Pero ya nadie pensaba en la dignidad del edificio por la mugre que lo cubría. Lo que encontraron el equipo de restauradores y la empresa contratista enviados por la dirección general de Regeneración Urbana, que dirige Juan Vacas, del ministerio de Ambiente y Espacio Público, fue un edificio simplemente carcomido por el smog y el guano de las palomas, y arruinado por las intervenciones vagoneta y mal pensadas de antaño. El diagnóstico de las arquitectas del equipo de la dirección general encontró hasta una capa de pintura gris-celeste por encima de un revestimiento cementicio completamente arruinado. Con lo que el trabajo se definió como una larguísima empresa de decapado y recuperación del simil piedra, y una reconstrucción de lo completamente perdido o lo que se disgregaba al tocarlo.

Las esculturas fueron un capítulo aparte. Completamente cubiertas de guano, el árcido producido las estaba carcomiendo. La capa era tan gruesa, sobre todo en el pecho de las figuras femeninas, bastante abundante, que hubo que decidir parar porque no había modo de limpiarlas sin dañarlas más todavía. Menos problemática fue la limpieza de las columnas de piedra, aunque hubo que despintar las bases, con lo que se recuperó el valor visual de contraste con el edificio más claro. Al limpiar el atrio de entrada, aparecieron bajo la pintura y la roña revestimientos de piedra dolomita completamente olvidados, y en las farolas ornamentos de bronce pintados y repintados. Muchos ornamentos perdidos o completamente estropeados fueron reemplazados, sobre todo en la fachada sobre Tucumán, pero la mayoría siguen siendo los originales.

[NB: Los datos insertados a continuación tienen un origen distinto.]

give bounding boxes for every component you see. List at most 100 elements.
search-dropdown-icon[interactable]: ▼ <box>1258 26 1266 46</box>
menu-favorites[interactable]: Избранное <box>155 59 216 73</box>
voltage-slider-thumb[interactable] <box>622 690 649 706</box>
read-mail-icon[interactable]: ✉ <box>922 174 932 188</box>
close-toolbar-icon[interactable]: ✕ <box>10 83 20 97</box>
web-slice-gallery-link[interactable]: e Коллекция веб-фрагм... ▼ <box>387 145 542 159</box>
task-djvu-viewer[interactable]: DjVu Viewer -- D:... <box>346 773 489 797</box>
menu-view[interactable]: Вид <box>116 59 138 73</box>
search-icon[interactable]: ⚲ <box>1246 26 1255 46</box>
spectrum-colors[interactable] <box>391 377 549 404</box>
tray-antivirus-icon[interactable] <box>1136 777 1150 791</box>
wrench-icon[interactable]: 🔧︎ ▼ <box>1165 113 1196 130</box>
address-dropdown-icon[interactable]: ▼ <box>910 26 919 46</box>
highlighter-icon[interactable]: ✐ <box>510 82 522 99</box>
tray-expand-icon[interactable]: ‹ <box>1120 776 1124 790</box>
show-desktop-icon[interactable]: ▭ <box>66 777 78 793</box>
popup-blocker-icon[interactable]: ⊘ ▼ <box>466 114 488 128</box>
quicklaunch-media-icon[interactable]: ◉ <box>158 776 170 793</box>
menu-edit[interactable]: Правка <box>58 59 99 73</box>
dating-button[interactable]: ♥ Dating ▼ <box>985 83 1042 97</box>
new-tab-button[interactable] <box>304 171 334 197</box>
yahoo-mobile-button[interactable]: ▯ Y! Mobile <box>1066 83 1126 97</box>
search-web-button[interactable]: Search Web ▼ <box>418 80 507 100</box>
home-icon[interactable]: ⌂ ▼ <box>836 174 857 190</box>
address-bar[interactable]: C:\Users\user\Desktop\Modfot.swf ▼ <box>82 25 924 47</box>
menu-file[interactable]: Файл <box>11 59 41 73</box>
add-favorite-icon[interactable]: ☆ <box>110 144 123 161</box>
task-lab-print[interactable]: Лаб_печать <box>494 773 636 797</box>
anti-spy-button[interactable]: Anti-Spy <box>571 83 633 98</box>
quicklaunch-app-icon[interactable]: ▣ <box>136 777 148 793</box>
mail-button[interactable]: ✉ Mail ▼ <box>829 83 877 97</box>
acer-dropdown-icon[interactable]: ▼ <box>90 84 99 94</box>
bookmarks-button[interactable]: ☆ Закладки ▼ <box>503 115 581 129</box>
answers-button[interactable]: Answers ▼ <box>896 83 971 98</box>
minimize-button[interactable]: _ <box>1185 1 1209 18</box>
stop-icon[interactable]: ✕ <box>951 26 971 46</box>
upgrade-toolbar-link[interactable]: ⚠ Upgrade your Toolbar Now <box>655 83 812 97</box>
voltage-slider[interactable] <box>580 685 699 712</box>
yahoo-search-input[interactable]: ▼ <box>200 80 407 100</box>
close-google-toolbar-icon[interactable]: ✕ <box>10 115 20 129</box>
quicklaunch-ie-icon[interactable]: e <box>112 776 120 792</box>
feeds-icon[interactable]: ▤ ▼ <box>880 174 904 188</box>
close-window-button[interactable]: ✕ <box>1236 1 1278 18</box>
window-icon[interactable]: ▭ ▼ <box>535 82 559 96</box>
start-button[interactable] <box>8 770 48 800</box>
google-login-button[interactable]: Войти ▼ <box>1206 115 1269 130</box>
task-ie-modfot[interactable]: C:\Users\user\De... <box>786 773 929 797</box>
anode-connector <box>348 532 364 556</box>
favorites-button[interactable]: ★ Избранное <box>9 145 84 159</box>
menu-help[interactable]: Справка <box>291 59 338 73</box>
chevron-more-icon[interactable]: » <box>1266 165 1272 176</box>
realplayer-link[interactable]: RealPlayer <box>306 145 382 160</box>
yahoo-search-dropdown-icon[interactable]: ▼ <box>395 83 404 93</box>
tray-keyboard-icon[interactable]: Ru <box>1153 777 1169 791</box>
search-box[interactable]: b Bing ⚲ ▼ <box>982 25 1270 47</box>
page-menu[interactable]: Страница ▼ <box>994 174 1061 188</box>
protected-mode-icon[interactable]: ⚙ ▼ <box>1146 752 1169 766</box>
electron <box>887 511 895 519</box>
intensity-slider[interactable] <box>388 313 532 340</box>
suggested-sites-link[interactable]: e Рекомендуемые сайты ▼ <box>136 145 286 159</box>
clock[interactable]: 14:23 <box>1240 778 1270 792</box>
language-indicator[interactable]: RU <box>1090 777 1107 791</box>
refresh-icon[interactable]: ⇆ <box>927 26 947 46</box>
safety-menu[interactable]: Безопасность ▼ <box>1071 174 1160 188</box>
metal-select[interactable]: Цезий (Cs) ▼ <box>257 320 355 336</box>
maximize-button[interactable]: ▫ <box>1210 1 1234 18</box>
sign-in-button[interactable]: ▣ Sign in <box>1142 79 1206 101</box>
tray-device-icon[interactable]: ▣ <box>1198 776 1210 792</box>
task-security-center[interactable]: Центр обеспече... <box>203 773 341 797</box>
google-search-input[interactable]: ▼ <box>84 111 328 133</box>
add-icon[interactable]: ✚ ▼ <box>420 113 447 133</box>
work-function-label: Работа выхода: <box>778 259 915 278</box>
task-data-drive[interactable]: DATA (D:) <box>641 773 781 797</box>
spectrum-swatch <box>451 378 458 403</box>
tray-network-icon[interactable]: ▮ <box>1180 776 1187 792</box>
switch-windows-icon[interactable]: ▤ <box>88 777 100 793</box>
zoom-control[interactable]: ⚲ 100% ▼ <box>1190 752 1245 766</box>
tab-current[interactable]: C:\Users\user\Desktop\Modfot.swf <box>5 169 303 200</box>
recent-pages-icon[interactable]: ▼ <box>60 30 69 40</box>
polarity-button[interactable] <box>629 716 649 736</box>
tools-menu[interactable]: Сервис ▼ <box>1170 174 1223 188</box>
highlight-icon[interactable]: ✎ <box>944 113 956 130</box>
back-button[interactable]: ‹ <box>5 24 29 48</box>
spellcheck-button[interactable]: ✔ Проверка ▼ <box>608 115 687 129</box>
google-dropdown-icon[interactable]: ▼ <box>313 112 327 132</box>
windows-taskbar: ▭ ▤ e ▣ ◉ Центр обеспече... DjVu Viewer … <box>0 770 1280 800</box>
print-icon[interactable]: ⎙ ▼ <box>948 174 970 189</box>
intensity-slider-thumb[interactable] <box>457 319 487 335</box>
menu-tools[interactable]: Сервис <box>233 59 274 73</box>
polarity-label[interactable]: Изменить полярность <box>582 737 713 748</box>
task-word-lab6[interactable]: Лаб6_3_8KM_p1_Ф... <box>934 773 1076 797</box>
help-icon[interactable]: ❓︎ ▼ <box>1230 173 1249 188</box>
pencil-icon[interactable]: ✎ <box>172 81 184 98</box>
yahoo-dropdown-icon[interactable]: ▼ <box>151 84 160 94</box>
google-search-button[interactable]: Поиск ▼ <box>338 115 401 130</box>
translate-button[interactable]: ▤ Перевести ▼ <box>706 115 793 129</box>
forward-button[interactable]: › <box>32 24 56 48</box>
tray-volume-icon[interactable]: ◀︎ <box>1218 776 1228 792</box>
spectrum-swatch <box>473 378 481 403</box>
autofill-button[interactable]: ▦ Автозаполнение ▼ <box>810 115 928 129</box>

Justo enfrente del colegio se está recuperando la plaza con el expediente sencillo pero difícil de lograr que desaparezcan los estacionamientos sobre Libertad y Talcahuano, con lo que se ganan 3500 metros cuadrados de verde real (cosa rara hoy en día). El arbolado no se toca, pero se recrean los senderos, se minimiza el impacto de tanta cosa agregada y tanto equipamiento. Hasta se toma la precaución de renovar las farolas pintándolas de peltre y no de dorado, algo que ayudaba al ruido visual. Las veredas sobre Libertad también se ensanchan, con lo que va a haber algún metro más para apreciar un espacio donde el palacio de Tribunales, el Colón, la columna de Lavalle y la Escuela Roca ya no están grises y deprimentes. Nada mal.